OSLO, Norway, Sept. 1 (UPI) -- With an emerging focus on northern reserves, a Norwegian energy regulator said it gave a petroleum company approval to start drilling in the Barents Sea.
The Petroleum Safety Authority of Norway said it gave its consent to Lundin to start drilling in a prospect about 135 miles northwest of Hammerfest in the Barents Sea.
"Drilling is scheduled to begin in early September and will last 59 days, with an addition for a potential well test," the safety authority said in a statement.
Lundin said the Filicudi prospect holds an estimated 258 million barrels of gross oil equivalent.
The PSA consent for Lundin is the authority's second in a month. In early August, Statoil was given approval to drill into the Snohvit natural gas field in the Barents Sea, a field with an estimated 525 billion cubic feet of recoverable natural gas and more than 130 million barrels of recoverable oil reserves.
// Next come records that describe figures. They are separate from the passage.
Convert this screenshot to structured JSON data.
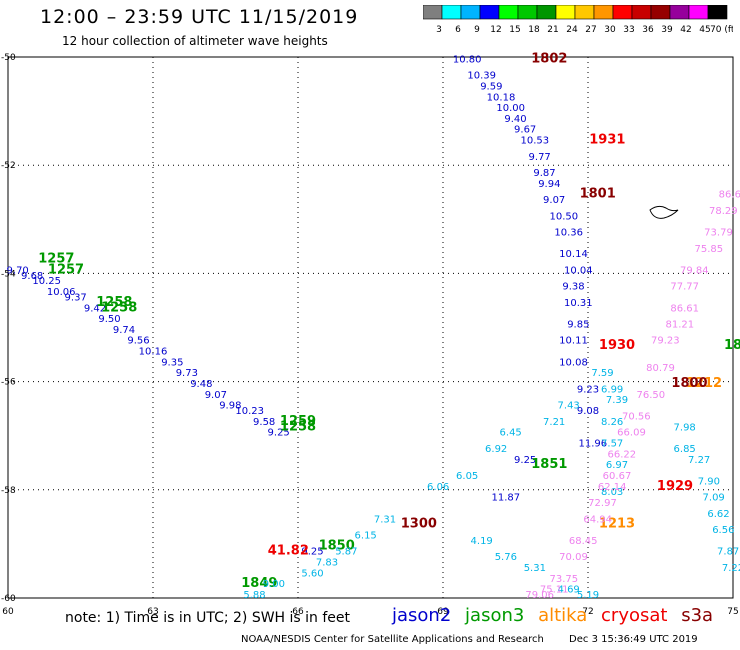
{
  "header": {
    "title": "12:00 – 23:59 UTC 11/15/2019",
    "subtitle": "12 hour collection of altimeter wave heights"
  },
  "colorbar": {
    "ticks": [
      "3",
      "6",
      "9",
      "12",
      "15",
      "18",
      "21",
      "24",
      "27",
      "30",
      "33",
      "36",
      "39",
      "42",
      "45",
      "70 (ft)"
    ],
    "colors": [
      "#7f7f7f",
      "#00ffff",
      "#00b4ff",
      "#0000ff",
      "#00ff00",
      "#00c800",
      "#009600",
      "#ffff00",
      "#ffc800",
      "#ff9600",
      "#ff0000",
      "#c80000",
      "#960000",
      "#96009c",
      "#ff00ff",
      "#000000"
    ]
  },
  "chart_data": {
    "type": "scatter",
    "xlim": [
      60,
      75
    ],
    "ylim": [
      -60,
      -50
    ],
    "x_ticks": [
      "60",
      "63",
      "66",
      "69",
      "72",
      "75"
    ],
    "y_ticks": [
      "-50",
      "-52",
      "-54",
      "-56",
      "-58",
      "-60"
    ],
    "grid": true,
    "series": [
      {
        "name": "jason2",
        "color": "#0000cc",
        "points": [
          {
            "x": 60.2,
            "y": -54.0,
            "v": "9.70"
          },
          {
            "x": 60.5,
            "y": -54.1,
            "v": "9.68"
          },
          {
            "x": 60.8,
            "y": -54.2,
            "v": "10.25"
          },
          {
            "x": 61.1,
            "y": -54.4,
            "v": "10.06"
          },
          {
            "x": 61.4,
            "y": -54.5,
            "v": "9.37"
          },
          {
            "x": 61.8,
            "y": -54.7,
            "v": "9.42"
          },
          {
            "x": 62.1,
            "y": -54.9,
            "v": "9.50"
          },
          {
            "x": 62.4,
            "y": -55.1,
            "v": "9.74"
          },
          {
            "x": 62.7,
            "y": -55.3,
            "v": "9.56"
          },
          {
            "x": 63.0,
            "y": -55.5,
            "v": "10.16"
          },
          {
            "x": 63.4,
            "y": -55.7,
            "v": "9.35"
          },
          {
            "x": 63.7,
            "y": -55.9,
            "v": "9.73"
          },
          {
            "x": 64.0,
            "y": -56.1,
            "v": "9.48"
          },
          {
            "x": 64.3,
            "y": -56.3,
            "v": "9.07"
          },
          {
            "x": 64.6,
            "y": -56.5,
            "v": "9.98"
          },
          {
            "x": 65.0,
            "y": -56.6,
            "v": "10.23"
          },
          {
            "x": 65.3,
            "y": -56.8,
            "v": "9.58"
          },
          {
            "x": 65.6,
            "y": -57.0,
            "v": "9.25"
          },
          {
            "x": 69.5,
            "y": -50.1,
            "v": "10.80"
          },
          {
            "x": 69.8,
            "y": -50.4,
            "v": "10.39"
          },
          {
            "x": 70.0,
            "y": -50.6,
            "v": "9.59"
          },
          {
            "x": 70.2,
            "y": -50.8,
            "v": "10.18"
          },
          {
            "x": 70.4,
            "y": -51.0,
            "v": "10.00"
          },
          {
            "x": 70.5,
            "y": -51.2,
            "v": "9.40"
          },
          {
            "x": 70.7,
            "y": -51.4,
            "v": "9.67"
          },
          {
            "x": 70.9,
            "y": -51.6,
            "v": "10.53"
          },
          {
            "x": 71.0,
            "y": -51.9,
            "v": "9.77"
          },
          {
            "x": 71.1,
            "y": -52.2,
            "v": "9.87"
          },
          {
            "x": 71.2,
            "y": -52.4,
            "v": "9.94"
          },
          {
            "x": 71.3,
            "y": -52.7,
            "v": "9.07"
          },
          {
            "x": 71.5,
            "y": -53.0,
            "v": "10.50"
          },
          {
            "x": 71.6,
            "y": -53.3,
            "v": "10.36"
          },
          {
            "x": 71.7,
            "y": -53.7,
            "v": "10.14"
          },
          {
            "x": 71.8,
            "y": -54.0,
            "v": "10.04"
          },
          {
            "x": 71.7,
            "y": -54.3,
            "v": "9.38"
          },
          {
            "x": 71.8,
            "y": -54.6,
            "v": "10.31"
          },
          {
            "x": 71.8,
            "y": -55.0,
            "v": "9.85"
          },
          {
            "x": 71.7,
            "y": -55.3,
            "v": "10.11"
          },
          {
            "x": 71.7,
            "y": -55.7,
            "v": "10.08"
          },
          {
            "x": 72.0,
            "y": -56.2,
            "v": "9.23"
          },
          {
            "x": 72.0,
            "y": -56.6,
            "v": "9.08"
          },
          {
            "x": 72.1,
            "y": -57.2,
            "v": "11.96"
          },
          {
            "x": 70.7,
            "y": -57.5,
            "v": "9.25"
          },
          {
            "x": 70.3,
            "y": -58.2,
            "v": "11.87"
          },
          {
            "x": 66.3,
            "y": -59.2,
            "v": "9.25"
          }
        ]
      },
      {
        "name": "jason3",
        "color": "#009900",
        "points": [
          {
            "x": 61.0,
            "y": -53.8,
            "v": "1257"
          },
          {
            "x": 61.2,
            "y": -54.0,
            "v": "1257"
          },
          {
            "x": 62.2,
            "y": -54.6,
            "v": "1258"
          },
          {
            "x": 62.3,
            "y": -54.7,
            "v": "1258"
          },
          {
            "x": 66.0,
            "y": -56.8,
            "v": "1259"
          },
          {
            "x": 66.0,
            "y": -56.9,
            "v": "1258"
          },
          {
            "x": 71.2,
            "y": -57.6,
            "v": "1851"
          },
          {
            "x": 66.8,
            "y": -59.1,
            "v": "1850"
          },
          {
            "x": 65.2,
            "y": -59.8,
            "v": "1849"
          },
          {
            "x": 75.0,
            "y": -55.4,
            "v": "18"
          }
        ]
      },
      {
        "name": "altika",
        "color": "#ff8c00",
        "points": [
          {
            "x": 72.6,
            "y": -58.7,
            "v": "1213"
          },
          {
            "x": 74.4,
            "y": -56.1,
            "v": "1212"
          }
        ]
      },
      {
        "name": "cryosat",
        "color": "#ee0000",
        "points": [
          {
            "x": 72.4,
            "y": -51.6,
            "v": "1931"
          },
          {
            "x": 72.6,
            "y": -55.4,
            "v": "1930"
          },
          {
            "x": 73.8,
            "y": -58.0,
            "v": "1929"
          },
          {
            "x": 65.8,
            "y": -59.2,
            "v": "41.82"
          }
        ]
      },
      {
        "name": "s3a",
        "color": "#880000",
        "points": [
          {
            "x": 71.2,
            "y": -50.1,
            "v": "1802"
          },
          {
            "x": 72.2,
            "y": -52.6,
            "v": "1801"
          },
          {
            "x": 74.1,
            "y": -56.1,
            "v": "1800"
          },
          {
            "x": 68.5,
            "y": -58.7,
            "v": "1300"
          }
        ]
      },
      {
        "name": "swh_cyan",
        "color": "#00b4e6",
        "points": [
          {
            "x": 72.3,
            "y": -55.9,
            "v": "7.59"
          },
          {
            "x": 72.5,
            "y": -56.2,
            "v": "6.99"
          },
          {
            "x": 72.6,
            "y": -56.4,
            "v": "7.39"
          },
          {
            "x": 72.5,
            "y": -56.8,
            "v": "8.26"
          },
          {
            "x": 72.5,
            "y": -57.2,
            "v": "7.57"
          },
          {
            "x": 72.6,
            "y": -57.6,
            "v": "6.97"
          },
          {
            "x": 72.5,
            "y": -58.1,
            "v": "8.03"
          },
          {
            "x": 74.0,
            "y": -56.9,
            "v": "7.98"
          },
          {
            "x": 74.0,
            "y": -57.3,
            "v": "6.85"
          },
          {
            "x": 74.3,
            "y": -57.5,
            "v": "7.27"
          },
          {
            "x": 74.5,
            "y": -57.9,
            "v": "7.90"
          },
          {
            "x": 74.6,
            "y": -58.2,
            "v": "7.09"
          },
          {
            "x": 74.7,
            "y": -58.5,
            "v": "6.62"
          },
          {
            "x": 74.8,
            "y": -58.8,
            "v": "6.56"
          },
          {
            "x": 74.9,
            "y": -59.2,
            "v": "7.87"
          },
          {
            "x": 75.0,
            "y": -59.5,
            "v": "7.22"
          },
          {
            "x": 68.9,
            "y": -58.0,
            "v": "6.06"
          },
          {
            "x": 69.5,
            "y": -57.8,
            "v": "6.05"
          },
          {
            "x": 70.1,
            "y": -57.3,
            "v": "6.92"
          },
          {
            "x": 70.4,
            "y": -57.0,
            "v": "6.45"
          },
          {
            "x": 71.3,
            "y": -56.8,
            "v": "7.21"
          },
          {
            "x": 71.6,
            "y": -56.5,
            "v": "7.43"
          },
          {
            "x": 67.8,
            "y": -58.6,
            "v": "7.31"
          },
          {
            "x": 67.4,
            "y": -58.9,
            "v": "6.15"
          },
          {
            "x": 67.0,
            "y": -59.2,
            "v": "5.87"
          },
          {
            "x": 66.6,
            "y": -59.4,
            "v": "7.83"
          },
          {
            "x": 66.3,
            "y": -59.6,
            "v": "5.60"
          },
          {
            "x": 65.5,
            "y": -59.8,
            "v": "9.00"
          },
          {
            "x": 65.1,
            "y": -60.0,
            "v": "5.88"
          },
          {
            "x": 69.8,
            "y": -59.0,
            "v": "4.19"
          },
          {
            "x": 70.3,
            "y": -59.3,
            "v": "5.76"
          },
          {
            "x": 70.9,
            "y": -59.5,
            "v": "5.31"
          },
          {
            "x": 71.6,
            "y": -59.9,
            "v": "4.69"
          },
          {
            "x": 72.0,
            "y": -60.0,
            "v": "5.19"
          }
        ]
      },
      {
        "name": "swh_pink",
        "color": "#ee82ee",
        "points": [
          {
            "x": 75.0,
            "y": -52.6,
            "v": "86.61"
          },
          {
            "x": 74.8,
            "y": -52.9,
            "v": "78.29"
          },
          {
            "x": 74.7,
            "y": -53.3,
            "v": "73.79"
          },
          {
            "x": 74.5,
            "y": -53.6,
            "v": "75.85"
          },
          {
            "x": 74.2,
            "y": -54.0,
            "v": "79.84"
          },
          {
            "x": 74.0,
            "y": -54.3,
            "v": "77.77"
          },
          {
            "x": 74.0,
            "y": -54.7,
            "v": "86.61"
          },
          {
            "x": 73.9,
            "y": -55.0,
            "v": "81.21"
          },
          {
            "x": 73.6,
            "y": -55.3,
            "v": "79.23"
          },
          {
            "x": 73.5,
            "y": -55.8,
            "v": "80.79"
          },
          {
            "x": 73.3,
            "y": -56.3,
            "v": "76.50"
          },
          {
            "x": 73.0,
            "y": -56.7,
            "v": "70.56"
          },
          {
            "x": 72.9,
            "y": -57.0,
            "v": "66.09"
          },
          {
            "x": 72.7,
            "y": -57.4,
            "v": "66.22"
          },
          {
            "x": 72.6,
            "y": -57.8,
            "v": "60.67"
          },
          {
            "x": 72.5,
            "y": -58.0,
            "v": "62.14"
          },
          {
            "x": 72.3,
            "y": -58.3,
            "v": "72.97"
          },
          {
            "x": 72.2,
            "y": -58.6,
            "v": "64.94"
          },
          {
            "x": 71.9,
            "y": -59.0,
            "v": "68.45"
          },
          {
            "x": 71.7,
            "y": -59.3,
            "v": "70.09"
          },
          {
            "x": 71.5,
            "y": -59.7,
            "v": "73.75"
          },
          {
            "x": 71.3,
            "y": -59.9,
            "v": "75.11"
          },
          {
            "x": 71.0,
            "y": -60.0,
            "v": "79.06"
          }
        ]
      }
    ]
  },
  "note": "note: 1) Time is in UTC; 2) SWH is in feet",
  "legend": [
    {
      "label": "jason2",
      "color": "#0000cc"
    },
    {
      "label": "jason3",
      "color": "#009900"
    },
    {
      "label": "altika",
      "color": "#ff8c00"
    },
    {
      "label": "cryosat",
      "color": "#ee0000"
    },
    {
      "label": "s3a",
      "color": "#880000"
    }
  ],
  "footer": {
    "org": "NOAA/NESDIS Center for Satellite Applications and Research",
    "timestamp": "Dec  3 15:36:49 UTC 2019"
  }
}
Oslo estimates there are roughly 18 billion barrels of oil equivalent yet to be discovered in Norwegian waters. Half of that is in the Barents Sea and, this week, Statoil said it was extending its reach into the Barents Sea with plans to drill as many as seven new wells next year.
Statoil said no new discoveries were made in the region during previous campaigns, though field studies added to the estimated reserve potential from basins already in its portfolio.
In June, Austrian energy company OMV said it set a drilling record with a horizontal appraisal well at an oil field in the northernmost waters of Norway in the Barents Sea. Horizontal drilling could be more costly, though production rates are at times seven times greater than vertical wells.